Songs for a Mad King
Mathieu Kleyebe Abonnenc
Mathieu Kleyebe Abonnenc
Mathieu Kleyebe Abonnenc
Mathieu Kleyebe Abonnenc
Mathieu Kleyebe Abonnenc

Mathieu Kleyebe Abonnenc

Mathieu Kleyebe Abonnenc

 
 
 
 
 
 
 
 
 
 
Dans la suite logique de la Kunsthalle de Bâle qui, depuis plusieurs années, a pris le parti de présenter les artistes actuels les plus emblématiques de notre temps, il a été donné à Mathieu Kleyebe Abonnenc de mettre en scène sa pièce "Songs for a Mad King".

Cette pièce, ou plutôt cet assemblage de 3 pièces, nous plonge dans la démarche spatio-temporelle d'un artiste dont le travail consiste principalement à matérialiser de façon apparemment banale des éléments historiques et sociétaux cruciaux.
Déjà dans son intervention à la fondation Ricard de Paris en 2012 ("Evocateur", Prix Fondation d'entreprise Ricard), il avait présenté des barres de cuivre résultant de la fusion de Croix du Katanga, des pièces de monnaie traditionnelles qui, durant des siècles étaient devenues les symboles locaux de puissance et de richesse. Rachetées sur eBay et refondues, ces pièces devenues barres, exprimaient avec une force symbolique saisissante le drame de cette région du cœur de l'Afrique, avec toute ses richesses naturelles, leur appropriation colonialiste et les dégâts humains "collatéraux" résultant des efforts de "libération". En fin de compte tout drame et tout élément historique se trouve monétarisé ou résulte de monétarisme.

En juxtaposant aux objets de sa mère quatre de ces barres "katangaises" gagées au Crédit Municipal de Nîmes et rachetées par la Kunsthalle de Bâle, Mathieu poursuit la même démarche : les drames et souffrances familiaux se trouvent symbolisés par ces objets gagés qui retrouvent vie et leur place grâce à un processus monétaire dont le complice, cette fois la Kunsthalle, à l'instar de eBay pour le Katanga, n'a rien à voir dans cette affaire.
Ces travaux permettent ainsi de mieux saisir la profondeur de l'œuvre majeure présentée ici dans la grande pièce du 1er étage de la Kunsthalle : "Songs for a Mad King".

Cette pièce est érigée comme un mausolée dressé non pas en l'honneur mais plutôt en souvenir à Julius Eastman (1940-1990), un musicien compositeur-vocaliste américain qui, en 1973 a prêté son concours pour l'enregistrement à posteriori du mélodrame "Eight Songs for a Mad King" de Sir Peter Maxwell Davies (1969) qui raconte l'histoire d'un roi fou essayant d'apprendre à chanter à des oiseaux en cage.

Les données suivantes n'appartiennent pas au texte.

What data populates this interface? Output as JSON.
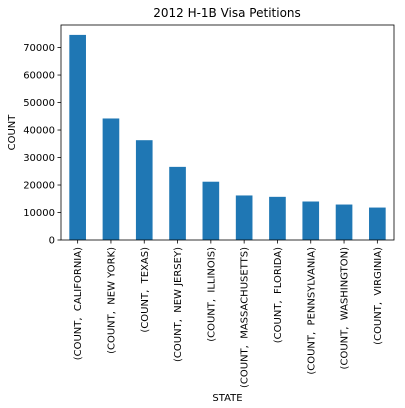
{
  "chart_data": {
    "type": "bar",
    "title": "2012 H-1B Visa Petitions",
    "xlabel": "STATE",
    "ylabel": "COUNT",
    "categories": [
      "(COUNT,  CALIFORNIA)",
      "(COUNT,  NEW YORK)",
      "(COUNT,  TEXAS)",
      "(COUNT,  NEW JERSEY)",
      "(COUNT,  ILLINOIS)",
      "(COUNT,  MASSACHUSETTS)",
      "(COUNT,  FLORIDA)",
      "(COUNT,  PENNSYLVANIA)",
      "(COUNT,  WASHINGTON)",
      "(COUNT,  VIRGINIA)"
    ],
    "values": [
      74600,
      44200,
      36300,
      26600,
      21200,
      16200,
      15700,
      14000,
      12900,
      11800
    ],
    "ylim": [
      0,
      78200
    ],
    "yticks": [
      0,
      10000,
      20000,
      30000,
      40000,
      50000,
      60000,
      70000
    ],
    "bar_color": "#1f77b4",
    "grid": false,
    "legend": "none"
  }
}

L'Histoire n'aura pratiquement retenu que cette performance de Eastman qui pourtant, usant de son origine noire et de son penchant homosexuel, s'est battu toute sa vie pour l'égalité des droits des minorités, exprimés en son temps par le "Black power" radical et les "gay rights". Sa musique intense et lyrique, associée à des titres provocateurs qui ont parfois conduit à des censures peu compréhensibles aujourd'hui, atteste de ses combats et de son engagement politiques.
La pièce montée à la Kunsthalle de Bâle par Mathieu Kleyebe Abonnenc, permet au public d'entendre les trois compositions de Eastman ( Evil Niger - 1979, Gay Guerilla - 1980, et Crazy Nigger - 1980) jouées sur quatre pianos à queue placés au centre d'un vaste espace dénudé et dirigés par le chef parisien Jean-Christophe Marti.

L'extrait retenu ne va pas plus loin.